Saturday, December 25, 2010
Thank you Communist China...
Communist China, with all of its resources gained through slave labor and favorable trade agreements, has announced that it will bailout debt-weakened European nations with its vast foreign investment fund.
On the ground, China appears to have a very capitalistic system of production and consumerism. However, at the political level, the essentially single-party state can move very quickly when seeking foreign investments. In other words, there is very little bureaucratic wrangling in decision making.
They seem to have a form of dictatorial anti-competition capitalism.
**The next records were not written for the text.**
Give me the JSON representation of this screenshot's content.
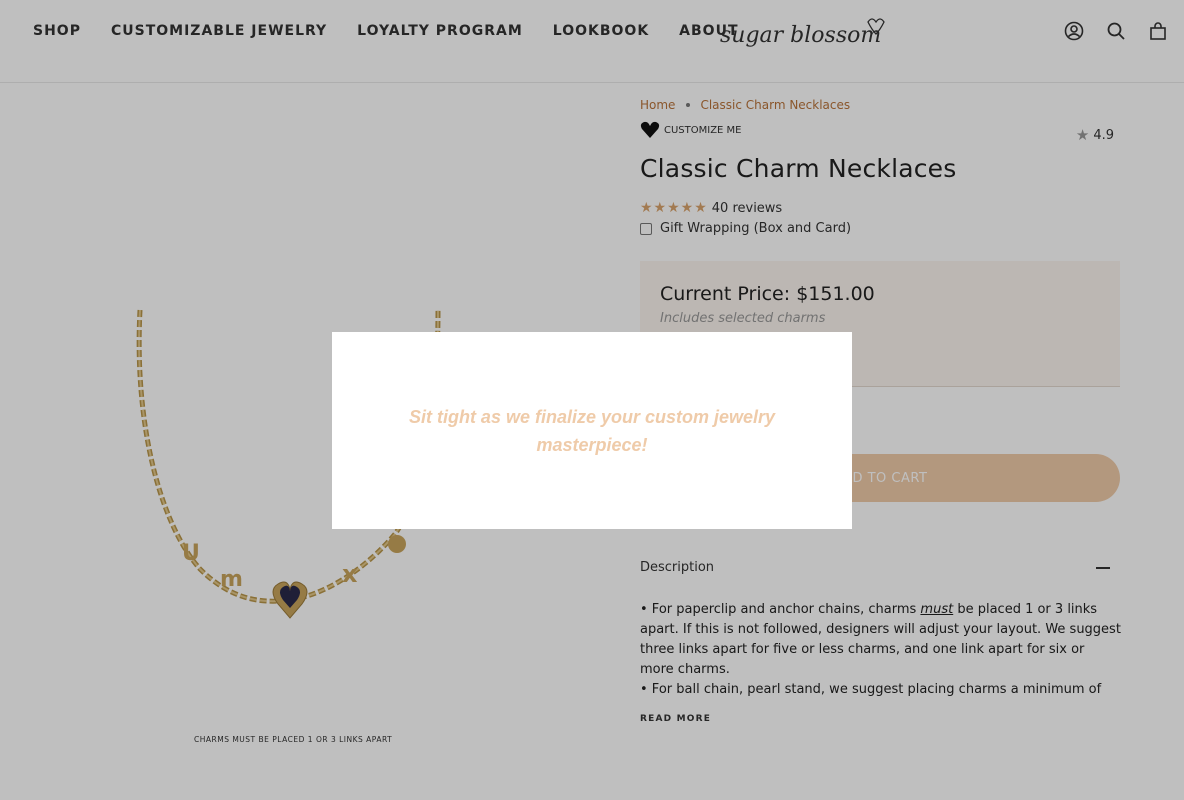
{
  "header": {
    "nav": [
      "SHOP",
      "CUSTOMIZABLE JEWELRY",
      "LOYALTY PROGRAM",
      "LOOKBOOK",
      "ABOUT"
    ],
    "logo_text": "sugar blossom",
    "icons": [
      "account-icon",
      "search-icon",
      "cart-icon"
    ]
  },
  "gallery": {
    "caption": "CHARMS MUST BE PLACED 1 OR 3 LINKS APART"
  },
  "product": {
    "breadcrumb": [
      "Home",
      "Classic Charm Necklaces"
    ],
    "badge": "CUSTOMIZE ME",
    "rating": "4.9",
    "title": "Classic Charm Necklaces",
    "stars": "★★★★★",
    "reviews": "40 reviews",
    "gift_wrap_label": "Gift Wrapping (Box and Card)",
    "price_label": "Current Price: $151.00",
    "price_note": "Includes selected charms",
    "add_to_cart": "ADD TO CART",
    "description_label": "Description",
    "description": {
      "line1_pre": "• For paperclip and anchor chains, charms ",
      "line1_em": "must",
      "line1_post": " be placed 1 or 3 links apart. If this is not followed, designers will adjust your layout. We suggest three links apart for five or less charms, and one link apart for six or more charms.",
      "line2": "• For ball chain, pearl stand, we suggest placing charms a minimum of"
    },
    "read_more": "READ MORE"
  },
  "modal": {
    "message": "Sit tight as we finalize your custom jewelry masterpiece!"
  },
  "colors": {
    "accent": "#efcba9",
    "link": "#b9733a",
    "star": "#d9a36c",
    "price_bg": "#fbf4ef"
  }
}
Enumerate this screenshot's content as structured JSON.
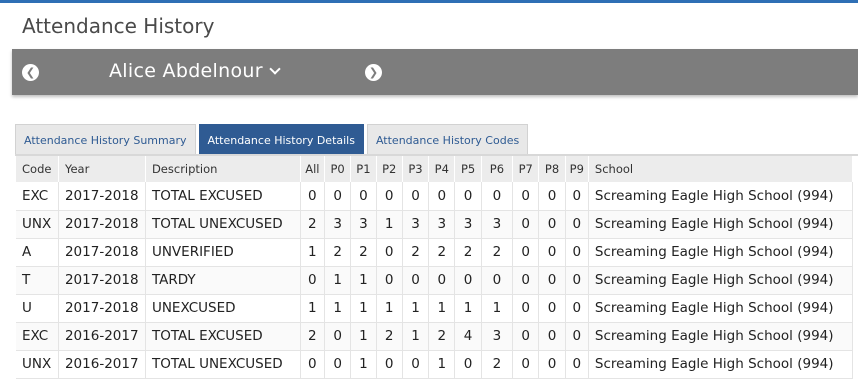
{
  "header": {
    "title": "Attendance History"
  },
  "student": {
    "name": "Alice Abdelnour"
  },
  "tabs": [
    {
      "label": "Attendance History Summary",
      "active": false
    },
    {
      "label": "Attendance History Details",
      "active": true
    },
    {
      "label": "Attendance History Codes",
      "active": false
    }
  ],
  "colors": {
    "accent": "#2f5b93",
    "bar": "#7d7d7d",
    "top_rule": "#2f6fb5"
  },
  "icons": {
    "prev": "arrow-left-circle-icon",
    "next": "arrow-right-circle-icon",
    "dropdown": "chevron-down-icon"
  },
  "table": {
    "columns": [
      "Code",
      "Year",
      "Description",
      "All",
      "P0",
      "P1",
      "P2",
      "P3",
      "P4",
      "P5",
      "P6",
      "P7",
      "P8",
      "P9",
      "School"
    ],
    "rows": [
      [
        "EXC",
        "2017-2018",
        "TOTAL EXCUSED",
        "0",
        "0",
        "0",
        "0",
        "0",
        "0",
        "0",
        "0",
        "0",
        "0",
        "0",
        "Screaming Eagle High School (994)"
      ],
      [
        "UNX",
        "2017-2018",
        "TOTAL UNEXCUSED",
        "2",
        "3",
        "3",
        "1",
        "3",
        "3",
        "3",
        "3",
        "0",
        "0",
        "0",
        "Screaming Eagle High School (994)"
      ],
      [
        "A",
        "2017-2018",
        "UNVERIFIED",
        "1",
        "2",
        "2",
        "0",
        "2",
        "2",
        "2",
        "2",
        "0",
        "0",
        "0",
        "Screaming Eagle High School (994)"
      ],
      [
        "T",
        "2017-2018",
        "TARDY",
        "0",
        "1",
        "1",
        "0",
        "0",
        "0",
        "0",
        "0",
        "0",
        "0",
        "0",
        "Screaming Eagle High School (994)"
      ],
      [
        "U",
        "2017-2018",
        "UNEXCUSED",
        "1",
        "1",
        "1",
        "1",
        "1",
        "1",
        "1",
        "1",
        "0",
        "0",
        "0",
        "Screaming Eagle High School (994)"
      ],
      [
        "EXC",
        "2016-2017",
        "TOTAL EXCUSED",
        "2",
        "0",
        "1",
        "2",
        "1",
        "2",
        "4",
        "3",
        "0",
        "0",
        "0",
        "Screaming Eagle High School (994)"
      ],
      [
        "UNX",
        "2016-2017",
        "TOTAL UNEXCUSED",
        "0",
        "0",
        "1",
        "0",
        "0",
        "1",
        "0",
        "2",
        "0",
        "0",
        "0",
        "Screaming Eagle High School (994)"
      ]
    ]
  }
}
Based on its success in consolidating wealth and power globally, it appears to be the perfect fusion to the cartel-run capitalism in the West -- which it now seeks to prop up, or set up -- in Economic Hitman fashion.
In reality, it is all the same money, the same owners, and the same scheme. The international cartels have gone into partnership with China for resource management, international trade, currency management and global banking. At the very least, their dependence upon each other has undoubtedly married their global interests.
The idea that China is a separate independent entity to be feared by Western governments seems to be manufactured to tap into the notion of patriotism when the time is appropriate to further artificially divide and conquer the sovereign populace.
The globalists deliberately shaped China's rise while maintaining that they are a not-so-friendly force to be reckoned with. And China, well known as a massive military power, is currently free from military hegemonic entanglements in resource-rich nations like Iraq and Afghanistan. Yet, they still find a way to acquire epic contracts for the resources in those countries and others where the West supposedly has military control.
When you strip out the labels of communism and capitalism, China looks an awful lot like a more obvious (or honest) American false two-party system that recently greased through thousands of pages of legislation in a so-called lame duck session. In both, the multinational corporations can move very quickly to consolidate global business.